Abstract
The purpose of this study is to determine and compare the relationship between intellectual capital (IC) and banks’ performance in China and Pakistan. The data are acquired from listed banks in these two countries during 2010–2018. The Value Added Intellectual Coefficient (VAIC™) method is applied as a measure of IC. The results show that capital employed efficiency (CEE) makes the highest contribution to bank performance in both countries. In addition, the profitability of listed Chinese banks is driven by structural capital efficiency (SCE), while human capital efficiency (HCE) positively affects bank profitability and productivity in Pakistan. In addition, we find that the lagged effect of IC has a positive impact on future bank profitability. This study supports greater investment in IC in order to further improve bank performance in emerging Asian markets.
Highlights
With the emergence of the age of knowledge-based economy, intellectual capital (IC) has been considering as the driving force that organizations need to gain a sustainable competitive advantage [1,2,3,4,5]

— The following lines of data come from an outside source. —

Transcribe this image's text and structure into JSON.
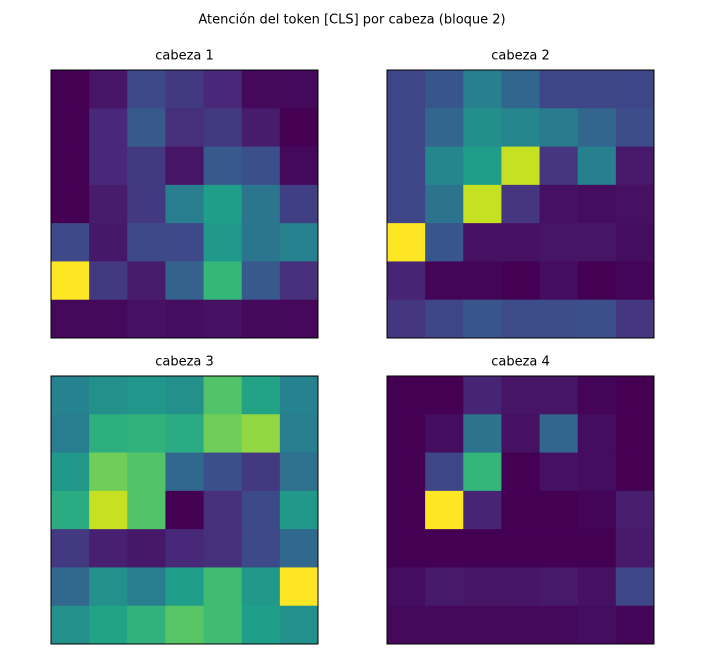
{
  "title": "Atención del token [CLS] por cabeza (bloque 2)",
  "chart_data": [
    {
      "type": "heatmap",
      "title": "cabeza 1",
      "colormap": "viridis",
      "values": [
        [
          0.0,
          0.05,
          0.2,
          0.15,
          0.1,
          0.02,
          0.02
        ],
        [
          0.0,
          0.1,
          0.25,
          0.12,
          0.15,
          0.07,
          0.0
        ],
        [
          0.0,
          0.1,
          0.15,
          0.05,
          0.25,
          0.22,
          0.02
        ],
        [
          0.0,
          0.07,
          0.15,
          0.38,
          0.5,
          0.35,
          0.17
        ],
        [
          0.2,
          0.06,
          0.2,
          0.2,
          0.48,
          0.35,
          0.4
        ],
        [
          1.0,
          0.15,
          0.07,
          0.28,
          0.6,
          0.25,
          0.12
        ],
        [
          0.02,
          0.02,
          0.04,
          0.03,
          0.04,
          0.021,
          0.019
        ]
      ]
    },
    {
      "type": "heatmap",
      "title": "cabeza 2",
      "colormap": "viridis",
      "values": [
        [
          0.2,
          0.25,
          0.4,
          0.3,
          0.2,
          0.2,
          0.2
        ],
        [
          0.2,
          0.3,
          0.45,
          0.42,
          0.38,
          0.3,
          0.22
        ],
        [
          0.2,
          0.42,
          0.5,
          0.85,
          0.15,
          0.4,
          0.07
        ],
        [
          0.2,
          0.35,
          0.85,
          0.15,
          0.05,
          0.04,
          0.05
        ],
        [
          1.0,
          0.25,
          0.05,
          0.05,
          0.06,
          0.06,
          0.04
        ],
        [
          0.1,
          0.02,
          0.02,
          0.01,
          0.04,
          0.01,
          0.02
        ],
        [
          0.15,
          0.2,
          0.25,
          0.22,
          0.22,
          0.23,
          0.15
        ]
      ]
    },
    {
      "type": "heatmap",
      "title": "cabeza 3",
      "colormap": "viridis",
      "values": [
        [
          0.4,
          0.45,
          0.47,
          0.45,
          0.65,
          0.52,
          0.4
        ],
        [
          0.38,
          0.57,
          0.58,
          0.55,
          0.7,
          0.75,
          0.38
        ],
        [
          0.48,
          0.7,
          0.65,
          0.3,
          0.22,
          0.15,
          0.33
        ],
        [
          0.55,
          0.85,
          0.65,
          0.0,
          0.12,
          0.2,
          0.48
        ],
        [
          0.15,
          0.08,
          0.06,
          0.1,
          0.12,
          0.2,
          0.3
        ],
        [
          0.3,
          0.45,
          0.38,
          0.5,
          0.62,
          0.48,
          1.0
        ],
        [
          0.45,
          0.52,
          0.58,
          0.66,
          0.62,
          0.5,
          0.45
        ]
      ]
    },
    {
      "type": "heatmap",
      "title": "cabeza 4",
      "colormap": "viridis",
      "values": [
        [
          0.01,
          0.01,
          0.1,
          0.06,
          0.06,
          0.02,
          0.01
        ],
        [
          0.01,
          0.04,
          0.35,
          0.05,
          0.3,
          0.04,
          0.01
        ],
        [
          0.01,
          0.2,
          0.6,
          0.01,
          0.05,
          0.04,
          0.01
        ],
        [
          0.01,
          1.0,
          0.1,
          0.01,
          0.01,
          0.02,
          0.08
        ],
        [
          0.01,
          0.01,
          0.01,
          0.01,
          0.01,
          0.01,
          0.07
        ],
        [
          0.04,
          0.07,
          0.06,
          0.06,
          0.07,
          0.05,
          0.2
        ],
        [
          0.03,
          0.03,
          0.03,
          0.03,
          0.03,
          0.04,
          0.02
        ]
      ]
    }
  ]
}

The results showed that capital employed efficiency (CEE) and human capital efficiency (HCE) increase bank profitability, while HCE has a negative impact on return on average equity
In the context of Pakistan, we find a significant positive association between HCE and bank performance when measured by return on assets (ROA), return on equity (ROE), and Asset turnover ratio (ATO)
Summary
With the emergence of the age of knowledge-based economy, intellectual capital (IC) has been considering as the driving force that organizations need to gain a sustainable competitive advantage [1,2,3,4,5]. Banks’ performance directly reflects the overall situation of the banking industry, and relates to the sustainable development of the national economy [7]. Banks largely depend on their customers to create competitive advantages. Banks provide clients with services which are intangible in nature and require a developed mechanism of IC [14].